Antony Alexander James


2025

pdf bib
POS-Aware Neural Approaches for Word Alignment in Dravidian Languages
Antony Alexander James | Parameswari Krishnamurthy
Proceedings of the First Workshop on Challenges in Processing South Asian Languages (CHiPSAL 2025)

This research explores word alignment in low-resource languages, specifically focusing on Telugu and Tamil, two languages within the Dravidian language family. Traditional statistical models such as FastAlign, GIZA++, and Eflomal serve as baselines but are often limited in low-resource settings. Neural methods, including SimAlign and AWESOME-align, which leverage multilingual BERT, show promising results by achieving alignment without extensive parallel data.

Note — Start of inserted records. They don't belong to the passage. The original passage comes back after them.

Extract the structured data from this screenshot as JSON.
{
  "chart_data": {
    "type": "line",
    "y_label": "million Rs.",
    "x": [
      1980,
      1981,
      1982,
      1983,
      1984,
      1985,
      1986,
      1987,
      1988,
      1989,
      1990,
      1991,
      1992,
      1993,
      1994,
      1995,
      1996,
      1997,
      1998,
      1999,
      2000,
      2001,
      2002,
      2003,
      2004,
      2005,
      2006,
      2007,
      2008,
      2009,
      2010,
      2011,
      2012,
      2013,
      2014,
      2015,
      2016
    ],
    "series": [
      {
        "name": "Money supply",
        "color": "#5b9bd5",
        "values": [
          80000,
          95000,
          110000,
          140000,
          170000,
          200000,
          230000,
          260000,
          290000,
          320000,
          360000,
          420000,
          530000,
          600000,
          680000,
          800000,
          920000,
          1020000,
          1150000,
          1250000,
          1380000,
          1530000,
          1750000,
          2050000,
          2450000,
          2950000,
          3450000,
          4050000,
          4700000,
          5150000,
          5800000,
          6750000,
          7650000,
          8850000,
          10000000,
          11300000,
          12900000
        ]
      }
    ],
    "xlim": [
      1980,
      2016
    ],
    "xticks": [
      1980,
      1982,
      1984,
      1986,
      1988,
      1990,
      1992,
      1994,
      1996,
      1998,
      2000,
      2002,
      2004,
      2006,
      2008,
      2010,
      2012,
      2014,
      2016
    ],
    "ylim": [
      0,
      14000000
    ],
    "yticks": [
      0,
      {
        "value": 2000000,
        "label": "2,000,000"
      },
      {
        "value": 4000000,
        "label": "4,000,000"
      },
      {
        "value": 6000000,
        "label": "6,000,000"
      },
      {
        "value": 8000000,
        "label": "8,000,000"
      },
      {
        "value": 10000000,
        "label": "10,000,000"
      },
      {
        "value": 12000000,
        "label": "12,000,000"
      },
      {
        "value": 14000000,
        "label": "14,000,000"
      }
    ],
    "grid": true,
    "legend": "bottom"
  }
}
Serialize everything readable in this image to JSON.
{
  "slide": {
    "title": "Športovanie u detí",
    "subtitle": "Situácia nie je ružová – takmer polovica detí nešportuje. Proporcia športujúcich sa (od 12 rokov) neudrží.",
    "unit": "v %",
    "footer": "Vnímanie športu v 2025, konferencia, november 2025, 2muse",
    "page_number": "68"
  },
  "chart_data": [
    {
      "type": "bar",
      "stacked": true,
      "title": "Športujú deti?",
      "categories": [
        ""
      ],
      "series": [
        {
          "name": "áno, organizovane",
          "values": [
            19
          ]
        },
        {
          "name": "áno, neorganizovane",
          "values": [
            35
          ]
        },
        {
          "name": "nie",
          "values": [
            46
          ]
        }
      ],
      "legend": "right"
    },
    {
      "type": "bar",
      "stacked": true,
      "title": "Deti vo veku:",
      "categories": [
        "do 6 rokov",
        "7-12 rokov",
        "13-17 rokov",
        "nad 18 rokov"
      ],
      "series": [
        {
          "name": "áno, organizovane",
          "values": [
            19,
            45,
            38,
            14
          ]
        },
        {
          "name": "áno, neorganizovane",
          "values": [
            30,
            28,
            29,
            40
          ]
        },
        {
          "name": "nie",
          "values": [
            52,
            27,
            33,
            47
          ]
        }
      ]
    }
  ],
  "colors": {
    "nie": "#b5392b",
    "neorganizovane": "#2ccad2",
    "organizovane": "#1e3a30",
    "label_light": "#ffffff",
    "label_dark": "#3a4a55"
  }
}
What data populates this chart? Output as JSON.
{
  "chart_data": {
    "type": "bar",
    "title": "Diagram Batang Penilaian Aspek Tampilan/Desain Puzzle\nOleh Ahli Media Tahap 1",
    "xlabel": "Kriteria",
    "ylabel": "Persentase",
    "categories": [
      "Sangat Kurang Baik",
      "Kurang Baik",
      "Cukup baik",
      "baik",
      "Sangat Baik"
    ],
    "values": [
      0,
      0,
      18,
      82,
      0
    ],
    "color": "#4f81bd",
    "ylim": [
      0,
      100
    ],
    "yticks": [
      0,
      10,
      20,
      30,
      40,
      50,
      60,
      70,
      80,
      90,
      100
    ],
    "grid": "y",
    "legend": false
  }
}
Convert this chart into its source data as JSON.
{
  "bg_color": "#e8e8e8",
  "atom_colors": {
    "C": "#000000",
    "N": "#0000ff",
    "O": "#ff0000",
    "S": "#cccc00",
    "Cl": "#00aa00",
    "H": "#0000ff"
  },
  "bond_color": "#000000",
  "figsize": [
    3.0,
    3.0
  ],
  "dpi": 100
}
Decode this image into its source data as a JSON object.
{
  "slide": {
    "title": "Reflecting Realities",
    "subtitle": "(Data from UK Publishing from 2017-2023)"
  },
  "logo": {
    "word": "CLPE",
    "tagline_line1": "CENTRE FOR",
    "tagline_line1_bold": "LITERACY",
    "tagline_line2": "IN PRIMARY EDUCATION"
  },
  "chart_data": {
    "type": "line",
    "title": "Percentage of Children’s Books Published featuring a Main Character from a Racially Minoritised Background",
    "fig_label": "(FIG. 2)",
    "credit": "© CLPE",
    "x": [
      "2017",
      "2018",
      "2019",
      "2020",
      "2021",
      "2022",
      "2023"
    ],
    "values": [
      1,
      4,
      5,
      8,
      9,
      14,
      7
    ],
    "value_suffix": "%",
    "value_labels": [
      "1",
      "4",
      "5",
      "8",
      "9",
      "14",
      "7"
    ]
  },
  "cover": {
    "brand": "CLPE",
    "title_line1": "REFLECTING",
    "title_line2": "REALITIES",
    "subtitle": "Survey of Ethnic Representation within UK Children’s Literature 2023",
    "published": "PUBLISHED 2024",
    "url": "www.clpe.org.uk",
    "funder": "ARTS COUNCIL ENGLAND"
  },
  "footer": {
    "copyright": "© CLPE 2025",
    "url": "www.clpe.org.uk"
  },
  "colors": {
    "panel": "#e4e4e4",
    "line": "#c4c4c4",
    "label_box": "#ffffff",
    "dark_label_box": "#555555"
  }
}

Applying these neural models to Telugu-Tamil and Tamil-Telugu alignments, we found that fine-tuning with POS-tagged data significantly improves alignment accuracy compared to untagged data, achieving an improvement of 6–7%. However, our combined embeddings approach, which merges word embeddings with POS tags, did not yield additional gains. Expanding the study, we included Tamil, Telugu, and English alignments to explore linguistic mappings between Dravidian and an Indo-European languages. Results demonstrate the comparative performance across models and language pairs, emphasizing both the benefits of POS-tag fine-tuning and the complexities of cross-linguistic alignment.